As tempestades podem ter potencial para desenvolver transtornos, além de descargas elétricas e rajadas de vento.
(incluir imagem do mapa do CEPAGRI)
Tempestades acima da média
Os dois primeiros meses do verão foram marcados por frequentes tempestades no estado de São Paulo. As tempestades estão acontecendo de forma mais frequente, decorrente a múltiplos eventos meteorológicos atuando no estado de São Paulo.

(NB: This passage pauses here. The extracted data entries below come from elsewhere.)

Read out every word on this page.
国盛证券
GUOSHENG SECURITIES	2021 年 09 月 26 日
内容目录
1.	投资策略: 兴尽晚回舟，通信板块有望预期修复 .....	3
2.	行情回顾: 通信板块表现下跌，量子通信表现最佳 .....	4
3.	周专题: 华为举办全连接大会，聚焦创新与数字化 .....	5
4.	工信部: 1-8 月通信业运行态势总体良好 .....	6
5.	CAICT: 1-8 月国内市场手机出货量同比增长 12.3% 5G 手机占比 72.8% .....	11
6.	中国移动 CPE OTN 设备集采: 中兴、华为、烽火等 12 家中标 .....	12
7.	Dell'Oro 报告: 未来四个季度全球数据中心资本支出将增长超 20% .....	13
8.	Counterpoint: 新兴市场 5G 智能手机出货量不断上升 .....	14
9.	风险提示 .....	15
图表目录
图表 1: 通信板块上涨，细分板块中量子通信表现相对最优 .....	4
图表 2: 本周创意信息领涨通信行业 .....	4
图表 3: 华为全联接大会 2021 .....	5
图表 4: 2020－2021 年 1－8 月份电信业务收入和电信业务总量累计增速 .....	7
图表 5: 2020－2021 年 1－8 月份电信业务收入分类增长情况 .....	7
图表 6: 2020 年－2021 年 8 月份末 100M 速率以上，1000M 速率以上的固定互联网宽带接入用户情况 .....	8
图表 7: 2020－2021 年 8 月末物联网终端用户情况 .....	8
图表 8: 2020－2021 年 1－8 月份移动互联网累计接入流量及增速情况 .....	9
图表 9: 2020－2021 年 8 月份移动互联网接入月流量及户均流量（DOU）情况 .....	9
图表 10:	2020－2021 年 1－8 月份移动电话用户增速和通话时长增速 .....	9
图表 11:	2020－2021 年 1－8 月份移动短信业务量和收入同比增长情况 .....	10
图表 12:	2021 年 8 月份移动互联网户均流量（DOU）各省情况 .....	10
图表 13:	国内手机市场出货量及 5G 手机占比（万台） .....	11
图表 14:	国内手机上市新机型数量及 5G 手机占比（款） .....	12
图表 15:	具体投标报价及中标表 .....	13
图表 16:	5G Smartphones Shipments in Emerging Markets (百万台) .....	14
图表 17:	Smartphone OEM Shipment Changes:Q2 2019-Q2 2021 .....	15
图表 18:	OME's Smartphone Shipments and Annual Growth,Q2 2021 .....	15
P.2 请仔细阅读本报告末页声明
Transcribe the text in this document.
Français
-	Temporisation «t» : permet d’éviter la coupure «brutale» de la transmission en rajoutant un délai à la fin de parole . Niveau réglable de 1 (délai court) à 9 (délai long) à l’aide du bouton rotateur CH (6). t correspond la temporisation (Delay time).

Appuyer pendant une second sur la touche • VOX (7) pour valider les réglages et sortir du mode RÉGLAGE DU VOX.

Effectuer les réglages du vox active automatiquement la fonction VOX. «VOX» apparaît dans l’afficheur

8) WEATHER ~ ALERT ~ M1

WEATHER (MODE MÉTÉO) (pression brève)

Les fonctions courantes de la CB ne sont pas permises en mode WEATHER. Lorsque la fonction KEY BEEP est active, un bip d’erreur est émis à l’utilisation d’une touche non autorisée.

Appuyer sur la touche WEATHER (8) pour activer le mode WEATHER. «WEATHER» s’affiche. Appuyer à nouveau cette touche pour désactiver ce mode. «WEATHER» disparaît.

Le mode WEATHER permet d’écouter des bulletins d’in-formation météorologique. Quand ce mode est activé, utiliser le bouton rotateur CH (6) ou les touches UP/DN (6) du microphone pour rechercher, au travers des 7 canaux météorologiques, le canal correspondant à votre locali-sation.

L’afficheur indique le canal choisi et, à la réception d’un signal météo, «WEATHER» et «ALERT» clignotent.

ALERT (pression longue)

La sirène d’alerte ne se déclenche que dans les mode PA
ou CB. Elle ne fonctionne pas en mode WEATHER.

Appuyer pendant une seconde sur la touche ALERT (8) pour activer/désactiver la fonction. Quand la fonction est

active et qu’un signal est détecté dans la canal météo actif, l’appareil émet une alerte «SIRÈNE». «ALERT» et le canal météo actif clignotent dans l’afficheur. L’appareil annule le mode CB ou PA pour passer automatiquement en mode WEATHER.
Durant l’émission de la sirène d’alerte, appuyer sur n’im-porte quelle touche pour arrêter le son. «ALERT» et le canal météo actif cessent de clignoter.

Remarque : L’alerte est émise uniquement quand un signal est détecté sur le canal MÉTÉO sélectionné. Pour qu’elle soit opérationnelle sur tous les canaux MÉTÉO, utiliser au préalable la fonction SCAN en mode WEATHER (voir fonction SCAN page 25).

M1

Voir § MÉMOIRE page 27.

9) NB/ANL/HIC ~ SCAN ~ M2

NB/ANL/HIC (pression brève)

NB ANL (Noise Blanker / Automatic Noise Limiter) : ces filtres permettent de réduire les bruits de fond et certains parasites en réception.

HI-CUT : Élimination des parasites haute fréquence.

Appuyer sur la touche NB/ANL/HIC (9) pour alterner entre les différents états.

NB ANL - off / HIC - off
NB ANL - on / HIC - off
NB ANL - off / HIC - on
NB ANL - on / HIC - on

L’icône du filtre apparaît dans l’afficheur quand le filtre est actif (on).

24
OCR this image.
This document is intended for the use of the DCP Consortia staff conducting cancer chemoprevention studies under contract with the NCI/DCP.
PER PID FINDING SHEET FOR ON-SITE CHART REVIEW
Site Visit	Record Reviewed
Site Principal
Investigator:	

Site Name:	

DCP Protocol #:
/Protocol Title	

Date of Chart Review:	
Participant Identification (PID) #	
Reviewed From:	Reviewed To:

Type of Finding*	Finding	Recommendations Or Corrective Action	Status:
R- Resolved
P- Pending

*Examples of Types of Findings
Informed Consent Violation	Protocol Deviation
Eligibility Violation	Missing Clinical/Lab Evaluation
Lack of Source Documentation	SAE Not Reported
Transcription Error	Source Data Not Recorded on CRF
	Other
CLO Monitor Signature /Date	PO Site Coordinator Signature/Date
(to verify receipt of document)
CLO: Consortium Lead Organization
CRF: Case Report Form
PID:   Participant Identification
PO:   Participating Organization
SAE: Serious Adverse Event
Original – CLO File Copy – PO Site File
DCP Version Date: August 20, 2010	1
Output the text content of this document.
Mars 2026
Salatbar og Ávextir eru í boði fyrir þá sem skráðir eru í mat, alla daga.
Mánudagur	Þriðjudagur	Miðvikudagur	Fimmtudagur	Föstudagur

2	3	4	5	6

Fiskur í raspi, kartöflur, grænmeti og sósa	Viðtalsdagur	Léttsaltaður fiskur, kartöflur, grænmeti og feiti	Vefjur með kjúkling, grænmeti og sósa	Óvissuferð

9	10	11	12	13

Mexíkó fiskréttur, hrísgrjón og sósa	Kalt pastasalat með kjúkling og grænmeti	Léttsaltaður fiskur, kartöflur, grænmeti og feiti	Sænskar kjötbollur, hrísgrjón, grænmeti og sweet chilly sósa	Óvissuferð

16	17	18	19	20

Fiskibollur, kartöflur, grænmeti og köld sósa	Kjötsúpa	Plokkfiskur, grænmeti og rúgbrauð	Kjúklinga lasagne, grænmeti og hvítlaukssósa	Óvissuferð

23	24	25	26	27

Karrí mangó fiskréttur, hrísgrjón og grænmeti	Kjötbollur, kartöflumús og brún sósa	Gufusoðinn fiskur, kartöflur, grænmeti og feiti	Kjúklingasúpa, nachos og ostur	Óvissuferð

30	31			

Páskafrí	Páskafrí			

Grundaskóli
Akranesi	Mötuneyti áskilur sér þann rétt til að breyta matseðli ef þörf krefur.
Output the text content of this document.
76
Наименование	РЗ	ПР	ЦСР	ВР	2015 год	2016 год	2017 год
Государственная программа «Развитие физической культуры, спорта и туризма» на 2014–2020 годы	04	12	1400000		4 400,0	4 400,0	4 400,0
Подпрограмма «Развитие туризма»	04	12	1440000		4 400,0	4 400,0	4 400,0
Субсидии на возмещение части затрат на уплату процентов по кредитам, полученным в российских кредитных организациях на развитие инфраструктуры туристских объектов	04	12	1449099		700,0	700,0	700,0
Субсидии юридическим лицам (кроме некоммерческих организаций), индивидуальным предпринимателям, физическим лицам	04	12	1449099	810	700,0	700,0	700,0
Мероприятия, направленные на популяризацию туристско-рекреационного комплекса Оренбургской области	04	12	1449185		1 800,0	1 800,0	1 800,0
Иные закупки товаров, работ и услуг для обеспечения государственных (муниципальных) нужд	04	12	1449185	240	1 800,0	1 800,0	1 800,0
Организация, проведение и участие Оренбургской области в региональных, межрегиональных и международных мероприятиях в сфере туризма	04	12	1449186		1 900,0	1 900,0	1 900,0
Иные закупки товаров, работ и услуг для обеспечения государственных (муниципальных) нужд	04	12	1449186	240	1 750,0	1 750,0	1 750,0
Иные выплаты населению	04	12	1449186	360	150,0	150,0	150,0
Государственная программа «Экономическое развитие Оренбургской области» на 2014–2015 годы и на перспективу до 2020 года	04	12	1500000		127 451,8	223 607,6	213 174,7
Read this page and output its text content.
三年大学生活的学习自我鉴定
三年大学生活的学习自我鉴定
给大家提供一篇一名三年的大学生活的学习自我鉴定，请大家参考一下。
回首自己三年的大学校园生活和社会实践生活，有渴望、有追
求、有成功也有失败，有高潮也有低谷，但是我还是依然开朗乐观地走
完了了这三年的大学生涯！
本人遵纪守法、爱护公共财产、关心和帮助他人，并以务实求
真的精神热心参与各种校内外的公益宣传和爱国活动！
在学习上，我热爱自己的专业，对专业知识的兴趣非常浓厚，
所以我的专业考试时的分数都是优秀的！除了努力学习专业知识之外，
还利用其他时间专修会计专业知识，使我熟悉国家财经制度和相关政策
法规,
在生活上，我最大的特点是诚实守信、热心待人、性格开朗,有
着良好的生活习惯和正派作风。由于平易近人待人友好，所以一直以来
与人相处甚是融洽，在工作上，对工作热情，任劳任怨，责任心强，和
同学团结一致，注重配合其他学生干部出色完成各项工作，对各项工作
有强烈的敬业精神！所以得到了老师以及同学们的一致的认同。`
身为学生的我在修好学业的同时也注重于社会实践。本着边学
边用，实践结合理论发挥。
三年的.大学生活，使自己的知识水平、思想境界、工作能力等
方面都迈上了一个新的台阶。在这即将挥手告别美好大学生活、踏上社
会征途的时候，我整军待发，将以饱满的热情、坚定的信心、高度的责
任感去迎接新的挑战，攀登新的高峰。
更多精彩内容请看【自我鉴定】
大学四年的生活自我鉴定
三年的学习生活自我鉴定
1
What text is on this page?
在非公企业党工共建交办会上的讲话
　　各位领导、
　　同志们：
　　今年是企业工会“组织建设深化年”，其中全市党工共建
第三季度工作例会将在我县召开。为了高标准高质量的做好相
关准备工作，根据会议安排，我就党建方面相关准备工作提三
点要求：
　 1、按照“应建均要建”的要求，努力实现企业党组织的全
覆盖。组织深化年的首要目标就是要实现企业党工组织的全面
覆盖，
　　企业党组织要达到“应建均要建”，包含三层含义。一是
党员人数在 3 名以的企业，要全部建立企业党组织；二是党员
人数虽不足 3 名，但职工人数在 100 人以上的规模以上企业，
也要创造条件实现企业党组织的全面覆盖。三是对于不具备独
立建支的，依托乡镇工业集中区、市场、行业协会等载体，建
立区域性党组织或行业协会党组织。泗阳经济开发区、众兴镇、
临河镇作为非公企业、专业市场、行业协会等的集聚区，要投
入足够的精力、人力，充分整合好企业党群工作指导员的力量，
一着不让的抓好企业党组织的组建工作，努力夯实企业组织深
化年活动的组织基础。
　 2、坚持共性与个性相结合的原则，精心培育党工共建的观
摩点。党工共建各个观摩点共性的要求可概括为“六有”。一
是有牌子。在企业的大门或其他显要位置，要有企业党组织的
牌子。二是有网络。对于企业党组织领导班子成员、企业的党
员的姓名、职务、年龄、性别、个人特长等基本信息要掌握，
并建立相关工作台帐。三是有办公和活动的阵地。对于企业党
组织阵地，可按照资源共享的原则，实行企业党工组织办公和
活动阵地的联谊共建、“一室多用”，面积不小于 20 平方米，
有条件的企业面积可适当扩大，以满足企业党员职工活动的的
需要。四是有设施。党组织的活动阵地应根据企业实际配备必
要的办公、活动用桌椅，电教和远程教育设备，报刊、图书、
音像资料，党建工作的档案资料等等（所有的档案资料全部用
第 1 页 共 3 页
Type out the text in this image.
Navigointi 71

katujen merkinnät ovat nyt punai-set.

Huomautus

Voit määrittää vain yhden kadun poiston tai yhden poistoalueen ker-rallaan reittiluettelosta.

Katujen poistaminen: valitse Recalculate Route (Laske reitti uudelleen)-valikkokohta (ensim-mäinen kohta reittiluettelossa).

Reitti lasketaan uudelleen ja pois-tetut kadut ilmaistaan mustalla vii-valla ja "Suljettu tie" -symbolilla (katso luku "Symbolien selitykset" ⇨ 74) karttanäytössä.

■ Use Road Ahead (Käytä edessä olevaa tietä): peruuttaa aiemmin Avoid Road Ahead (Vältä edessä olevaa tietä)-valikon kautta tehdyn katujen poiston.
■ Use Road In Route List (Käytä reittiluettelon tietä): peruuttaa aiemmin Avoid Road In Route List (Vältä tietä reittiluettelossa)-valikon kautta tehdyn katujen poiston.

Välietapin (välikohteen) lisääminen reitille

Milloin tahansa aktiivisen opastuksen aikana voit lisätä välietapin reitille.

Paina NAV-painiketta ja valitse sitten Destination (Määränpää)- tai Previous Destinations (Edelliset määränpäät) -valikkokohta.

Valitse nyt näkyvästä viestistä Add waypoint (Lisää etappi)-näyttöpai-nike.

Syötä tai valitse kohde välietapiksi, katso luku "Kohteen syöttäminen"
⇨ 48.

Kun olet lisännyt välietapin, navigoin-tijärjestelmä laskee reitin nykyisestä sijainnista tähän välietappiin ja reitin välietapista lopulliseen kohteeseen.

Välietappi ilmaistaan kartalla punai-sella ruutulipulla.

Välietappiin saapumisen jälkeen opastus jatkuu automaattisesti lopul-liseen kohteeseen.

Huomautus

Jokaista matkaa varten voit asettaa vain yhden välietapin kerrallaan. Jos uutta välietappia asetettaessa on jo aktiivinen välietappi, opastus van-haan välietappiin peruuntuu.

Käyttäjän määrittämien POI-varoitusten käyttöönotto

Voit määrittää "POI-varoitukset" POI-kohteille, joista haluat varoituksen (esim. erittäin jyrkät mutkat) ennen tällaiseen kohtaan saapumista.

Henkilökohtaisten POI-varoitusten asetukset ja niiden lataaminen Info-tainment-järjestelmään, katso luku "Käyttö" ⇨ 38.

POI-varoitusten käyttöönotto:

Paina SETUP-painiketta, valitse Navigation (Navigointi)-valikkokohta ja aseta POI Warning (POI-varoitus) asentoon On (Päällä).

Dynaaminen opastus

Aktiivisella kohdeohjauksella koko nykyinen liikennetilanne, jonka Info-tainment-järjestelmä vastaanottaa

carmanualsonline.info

Desde o fenômeno climático Lã Nina, em que as células de Walker no oceano ficam mais alongada que o normal, influenciando na formação de chuvas acima da média durante o verão, até as Zonas de Convergência do Atlântico Sul (ZCAS), que são canais de umidade que estende desde o sul da Amazônia, cruzando o centro-oeste e o sudeste, se estendendo até o atlântico. As ZCAS são longos canais de umidade que atuam de forma generalizada e persistente, durando de três a quatro dias, provocando chuvas volumosas e duradouras.
A atuação desses fenômenos meteorológicos tem resultado em chuvas acima da média, conforme um balanço realizado pela Defesa Civil do estado de São Paulo, que mostra que diversas regiões do estado tiveram chuvas acima do esperado no mês de janeiro.
As cidades de Campinas, Sumaré, Americana e Santa Bárbara d’Oeste. A cidade de Campinas registrou 382 milímetros, a média para janeiro é de 309. A cidade de Sumaré registrou acumulado de 416 milímetros, a média para mês é de 305. A cidade de Americana registrou acumulado de 370 e Santa Bárbara d’ Oeste registrou acumulado de 258 milímetros, sendo a média de 200 milímetros para o mês de Janeiro.